Holly, following genre conventions, under-reacts to this extraordinarily horrible event: "There's got to be a plausible explanation."
Well, probably not. But then again, plausibility would spoil all the fun.
The Secret Life of the American Teenager
Monday, 7 pm (ABC Family)
I don't follow The Secret Life of the American Teenager, but I thought I'd tune in for the season premiere. What, I wondered, is "the secret"?
The episode begins with Adrian (Francia Raisa) walking into high school proudly pregnant. Then Amy (Shailene Woodley) tells her boyfriend Ricky (Daren Kagasoff): "I'm ready to have sex with you." Then Ricky talks to a former girlfriend who says, "You've slept with everyone, and that means you've slept with everyone everyone's slept with. And that adds up to hundreds of people." Then many other kids talk about sex they had or will have with each other.

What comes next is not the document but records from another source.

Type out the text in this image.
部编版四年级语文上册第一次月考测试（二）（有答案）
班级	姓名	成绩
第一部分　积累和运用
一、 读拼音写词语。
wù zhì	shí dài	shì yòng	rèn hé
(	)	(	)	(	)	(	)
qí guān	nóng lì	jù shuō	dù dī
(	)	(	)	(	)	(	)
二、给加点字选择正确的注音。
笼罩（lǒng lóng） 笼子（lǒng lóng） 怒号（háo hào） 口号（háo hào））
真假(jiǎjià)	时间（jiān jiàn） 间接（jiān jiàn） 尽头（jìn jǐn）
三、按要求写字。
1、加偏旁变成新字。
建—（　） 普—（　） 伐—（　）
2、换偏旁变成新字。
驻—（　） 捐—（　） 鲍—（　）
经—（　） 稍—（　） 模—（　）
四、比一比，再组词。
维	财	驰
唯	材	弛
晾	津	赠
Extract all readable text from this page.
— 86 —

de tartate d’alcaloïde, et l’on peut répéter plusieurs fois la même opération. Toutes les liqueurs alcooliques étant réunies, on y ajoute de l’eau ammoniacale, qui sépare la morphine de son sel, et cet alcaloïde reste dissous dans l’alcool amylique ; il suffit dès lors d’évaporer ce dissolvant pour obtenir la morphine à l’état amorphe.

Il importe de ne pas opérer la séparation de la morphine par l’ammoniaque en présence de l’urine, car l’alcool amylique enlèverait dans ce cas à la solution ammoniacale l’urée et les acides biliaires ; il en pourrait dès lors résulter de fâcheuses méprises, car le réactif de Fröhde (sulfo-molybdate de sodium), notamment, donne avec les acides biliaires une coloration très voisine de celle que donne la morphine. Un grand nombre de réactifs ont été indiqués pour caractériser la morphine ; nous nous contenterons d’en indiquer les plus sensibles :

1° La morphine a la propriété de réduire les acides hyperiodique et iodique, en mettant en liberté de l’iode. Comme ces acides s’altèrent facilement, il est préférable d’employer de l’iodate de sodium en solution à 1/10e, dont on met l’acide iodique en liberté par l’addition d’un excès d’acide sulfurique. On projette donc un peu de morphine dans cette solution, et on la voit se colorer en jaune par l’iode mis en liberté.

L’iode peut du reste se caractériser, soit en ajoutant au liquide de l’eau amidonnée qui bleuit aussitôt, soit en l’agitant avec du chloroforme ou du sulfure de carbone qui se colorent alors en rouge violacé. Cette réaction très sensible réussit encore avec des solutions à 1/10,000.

Well, the secret is out: The American Teenager is doing it. A lot.
I guess there won't be much suspense in the season's second episode.
Body of Proof
Tuesday, 9 pm (ABC)
This new drama is built around Dana Delany rolling her eyes. Delany plays Megan Hunt, a sarcastic neurosurgeon forced into a career as a medical examiner after an accident. Dr. Hunt annoys the cops by encroaching on their turf with her incessant Sherlock Holmes-like deductions. In fact, she annoys everybody onscreen with her smart-aleck comments and smug superiority. It's refreshing to see a female character asked to carry a show with such arrogant behavior an approach usually reserved for male leads.
But wouldn't you know it, Body of Proof just has to soften her up by the end of the pilot. Dr. Hunt loses it in front of a hunky detective, confessing her insecurities as a piano tinkles.
"You're just too scared," he says sympathetically.
That's the cue for viewers to roll their eyes.